The court sided with the plaintiff. Gattuso is described as six feet two inches tall and weighing 220 pounds, about twice the weight of S.F. He is also a former college football player and was able to run at above average speed.
“Defendants argue that it doesn’t shock the conscience that Gattuso was playing touch football with students,” wrote the court. “I agree. What does shock the conscience is that an ex-football player would run toward a group of young boys half his size, elbows extended. That he might hit one of them is almost a foregone conclusion.
“Considering the facts in the light most favorable to the plaintiff, I find Mrs. Farrell has plead sufficient facts to raise the reasonable expectation that discovery may reveal proof of her allegation that Gattuso should have known his participation in the game and running at full speed among children might well result in injury, and these facts are sufficient to satisfy the second prong of the state created danger theory of liability at this stage of the proceedings.”
Gattuso was more fortunate when it came to the state claim of battery.
“Gattuso was playing a game of touch football with a group of students, a game that does not contemplate harmful contact,” the court wrote. “There is no assertion that he intended to cause a harmful or offensive contact with S.F., only that he intended to play a game that typically limits contact to a touch. The contact here was accidental and may support a claim of negligence but not the intentional tort of battery.”
Turning to Mrs. Farrell’s claim that the district “was deliberately indifferent to this dangerous activity by authorizing or acquiescing in Gattuso’s participation in touch football games and by its failure to properly train, supervise and instruct Gattuso,” the court was circumspect.
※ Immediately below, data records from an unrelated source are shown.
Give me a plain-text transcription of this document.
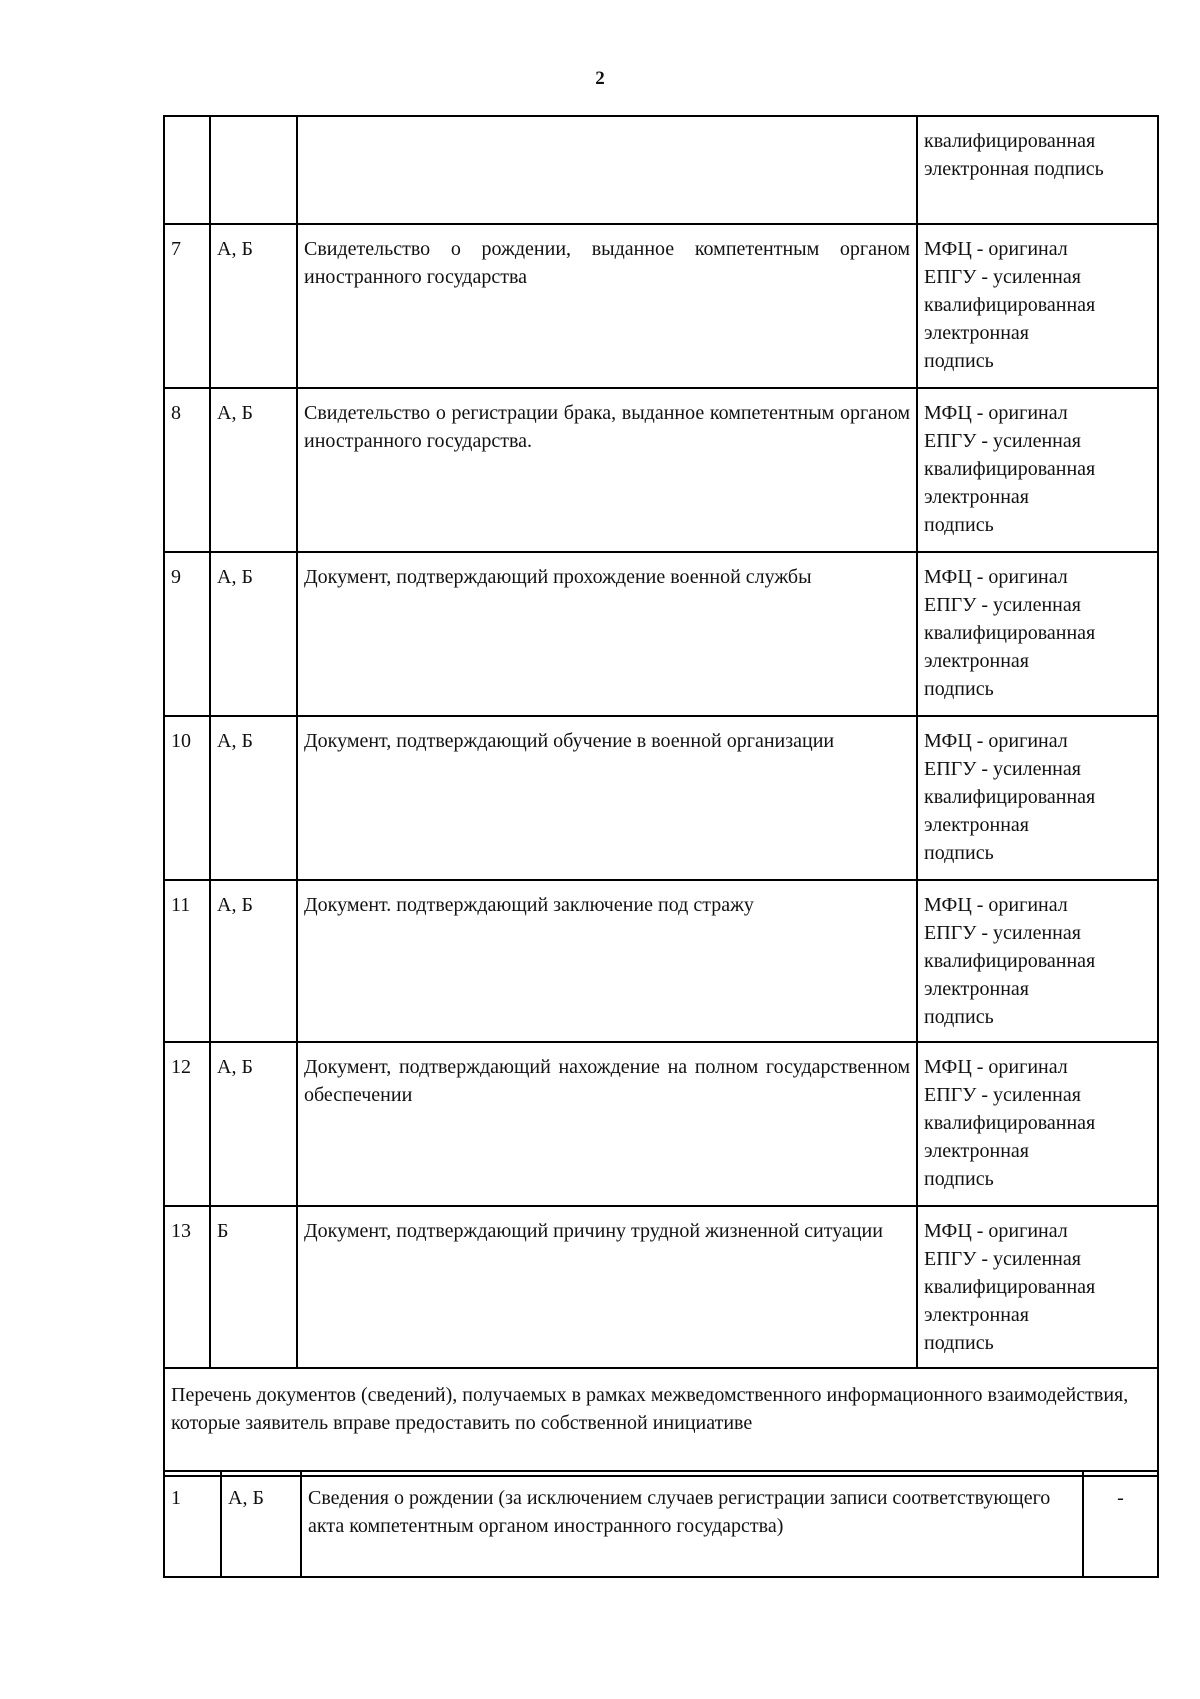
2
			квалифицированная электронная подпись
7	А, Б	Свидетельство о рождении, выданное компетентным органом иностранного государства	МФЦ - оригинал
ЕПГУ - усиленная
квалифицированная
электронная
подпись

8	А, Б	Свидетельство о регистрации брака, выданное компетентным органом иностранного государства.	МФЦ - оригинал
ЕПГУ - усиленная
квалифицированная
электронная
подпись

9	А, Б	Документ, подтверждающий прохождение военной службы	МФЦ - оригинал
ЕПГУ - усиленная
квалифицированная
электронная
подпись

10	А, Б	Документ, подтверждающий обучение в военной организации	МФЦ - оригинал
ЕПГУ - усиленная
квалифицированная
электронная
подпись

11	А, Б	Документ. подтверждающий заключение под стражу	МФЦ - оригинал
ЕПГУ - усиленная
квалифицированная
электронная
подпись

12	А, Б	Документ, подтверждающий нахождение на полном государственном обеспечении	МФЦ - оригинал
ЕПГУ - усиленная
квалифицированная
электронная
подпись

13	Б	Документ, подтверждающий причину трудной жизненной ситуации	МФЦ - оригинал
ЕПГУ - усиленная
квалифицированная
электронная
подпись

Перечень документов (сведений), получаемых в рамках межведомственного информационного взаимодействия, которые заявитель вправе предоставить по собственной инициативе			
1	А, Б	Сведения о рождении (за исключением случаев регистрации записи соответствующего акта компетентным органом иностранного государства)	-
“When a §1983 claim is brought against a municipality, I must consider two issues: 1) whether the plaintiff’s harm was caused by a constitutional violation; and 2) if so, whether the municipality is responsible for that violation,” wrote the court, citing Collins v. City of Harker Heights, Texas, 503 U.S. 115, 120 (1992). “Because a municipality cannot be held liable under a theory of respondeat superior or vicarious liability, I must first determine ‘whether there is a direct causal link between a municipal policy or custom and the alleged constitutional deprivation.’ City of Canton v. Harris, 489 U.S. 378, 385 (1989). If there is no causal link, the municipality is not liable even if plaintiff’s constitutional rights have been violated. Collins, 503 U.S. at 122.”
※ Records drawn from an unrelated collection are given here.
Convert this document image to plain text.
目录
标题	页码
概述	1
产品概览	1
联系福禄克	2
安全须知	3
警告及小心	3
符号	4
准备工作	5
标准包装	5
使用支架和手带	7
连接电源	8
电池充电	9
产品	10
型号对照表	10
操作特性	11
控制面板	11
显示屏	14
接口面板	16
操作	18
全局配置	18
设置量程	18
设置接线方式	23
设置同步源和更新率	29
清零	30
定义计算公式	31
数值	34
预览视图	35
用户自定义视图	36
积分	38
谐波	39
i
The court zeroed in on the term “custom,” which “can be proven by showing that a given course of conduct, although not specifically endorsed or authorized by law, is so well-settled and permanent as virtually to constitute law. Id. at 156 (citing Andrews v. City of Phila., 895 F.2d 1469, 1480 (3d Cir. 1990)). Thus, custom may be established by proof of knowledge and acquiescence. Id. (citing Fletcher v. O’Donnell, 867 F.2d 791, 793-94 (3d Cir. 1989)). Under either theory of liability, ‘a plaintiff must show that an official who has the power to make policy is responsible for either the affirmative proclamation of a policy or acquiescence in a well-settled custom.’ Id. (quoting Bielevicz v. Dubinon, 915 F.2d 845, 850 (3d Cir. 1990)).
“Although Mrs. Farrell alleges knowledge that Gattuso was a participant in touch football games, she does not allege that the district knew Gattuso was running at students. As I have previously pointed out, S.F. was not injured because Gattuso was a participant in the game but because of what he did as a participant. Mrs. Farrell has failed to identify any policy or custom of the district that resulted in S.F.’s injury.”
Karen Farrell v. School District of Springfield Township and Jason Gattuso; E.D. Pa.; CIVIL ACTION NO. 15-CV-6437, 2016 U.S. Dist. LEXIS 109711; 8/17/16
Attorneys of Record: (for plaintiff) Charles W. Campbell, Lead Attorney, Norristown, Pa. (for defendants) Harry G. Mahoney, Lead Attorney, Deasey Mahoney Valentini North, Ltd, Philadelphia, Pa.